Yes, Rabbitmq is a message broker (publisher -> exchange -> queue -> consumer). It's an open source AMQP implementation i.e. a messaging system/broker which confines to AMQP (the AMQP rules) - one can use Rabbitmq as the middleware, hence MOM.
AMQP - is just a set of rules i.e .how messages will be published, kept (in queues), consumed, delivery acknowledgement, etc.
Are a message broker and MOM the same thing?
In simple words, Yes. If we need to go with MOM design for our distributed system, we can simply use Rabbitmq (a message broker; an AMQP implementation) as the middleware.
"MOM" broadly means any technology that can deliver "messages" from one user-space application to another. A message is usually understood to be a discrete piece of information, as compared to a stream.

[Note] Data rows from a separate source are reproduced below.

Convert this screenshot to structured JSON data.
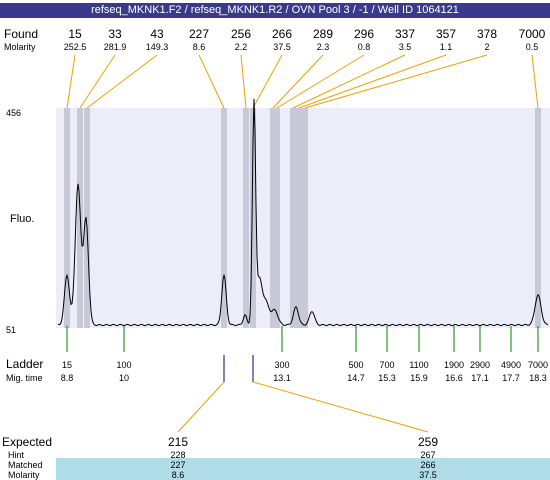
{
  "title": "refseq_MKNK1.F2 / refseq_MKNK1.R2 / OVN Pool 3 / -1 / Well ID 1064121",
  "labels": {
    "found": "Found",
    "molarity": "Molarity",
    "fluo": "Fluo.",
    "ladder": "Ladder",
    "mig_time": "Mig. time",
    "expected": "Expected",
    "hint": "Hint",
    "matched": "Matched",
    "molarity_bottom": "Molarity"
  },
  "colors": {
    "title_bg": "#3a3a8c",
    "plot_bg": "#ededfa",
    "band": "#c8c8d8",
    "found_line": "#f0a000",
    "ladder_line": "#008000",
    "matched_bg": "#b0dce8",
    "trace": "#000000"
  },
  "chart_data": {
    "type": "line",
    "y_axis": {
      "top_label": "456",
      "bottom_label": "51"
    },
    "found_peaks": [
      {
        "size": "15",
        "molarity": "252.5"
      },
      {
        "size": "33",
        "molarity": "281.9"
      },
      {
        "size": "43",
        "molarity": "149.3"
      },
      {
        "size": "227",
        "molarity": "8.6"
      },
      {
        "size": "256",
        "molarity": "2.2"
      },
      {
        "size": "266",
        "molarity": "37.5"
      },
      {
        "size": "289",
        "molarity": "2.3"
      },
      {
        "size": "296",
        "molarity": "0.8"
      },
      {
        "size": "337",
        "molarity": "3.5"
      },
      {
        "size": "357",
        "molarity": "1.1"
      },
      {
        "size": "378",
        "molarity": "2"
      },
      {
        "size": "7000",
        "molarity": "0.5"
      }
    ],
    "ladder": [
      {
        "size": "15",
        "time": "8.8"
      },
      {
        "size": "100",
        "time": "10"
      },
      {
        "size": "300",
        "time": "13.1"
      },
      {
        "size": "500",
        "time": "14.7"
      },
      {
        "size": "700",
        "time": "15.3"
      },
      {
        "size": "1100",
        "time": "15.9"
      },
      {
        "size": "1900",
        "time": "16.6"
      },
      {
        "size": "2900",
        "time": "17.1"
      },
      {
        "size": "4900",
        "time": "17.7"
      },
      {
        "size": "7000",
        "time": "18.3"
      }
    ],
    "expected": [
      {
        "expected": "215",
        "hint": "228",
        "matched": "227",
        "molarity": "8.6"
      },
      {
        "expected": "259",
        "hint": "267",
        "matched": "266",
        "molarity": "37.5"
      }
    ]
  }
}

MOM products used to be quite large and complex: CORBA, JMS, TIBCO, WebsphereMQ, etc. and tried to do a lot more than simply deliver messages.
A broker is a particular set of routing and queuing patterns, and we usually use the term "broker" specifically in MOM (as compared to HTTP, email, XMPP, etc.) Routing means, one message goes to one peer, to one of many peers, to all of many peers, etc. Queuing means messages are held in memory or disk until they can be delivered (and in some cases, acknowledged).
AMQP used to specific those broker patters, so an application could rely on consistent behavior from any AMQP-compatible broker (thus RabbitMQ and OpenAMQ looked much the same to a client app, like two HTTP or two XMPP servers would look the same). AMQP/1.0 specifies just the connection between nodes, so you don't have guarantees of behavior. This makes AMQP/1.0 much easier for firms to implement, but doesn't deliver interoperability.
ZeroMQ is message-oriented middleware that defines, like AMQP/1.0, the connections between pieces rather than the behaviour of a central broker. However it's relatively easy to write MOM brokers using 0MQ, and we've done a few of these (like Majordomo).
Message brokers are one (quite popular) kind of MOM. Another kind of MOM would be brokerless MOM, like ZeroMQ. With broker based MOM, all messages go to one central place: broker, and get distributed from there. Broker less MOM usually allows for peer to peer messaging (but does not exclude option of central server as well) .
AMQP is broker based MOM protocol definition (at least all versions prior to 1.0, which drifts into more general MOM), and there are several different Message brokers implementing that protocol, RabbitMQ is just one of them.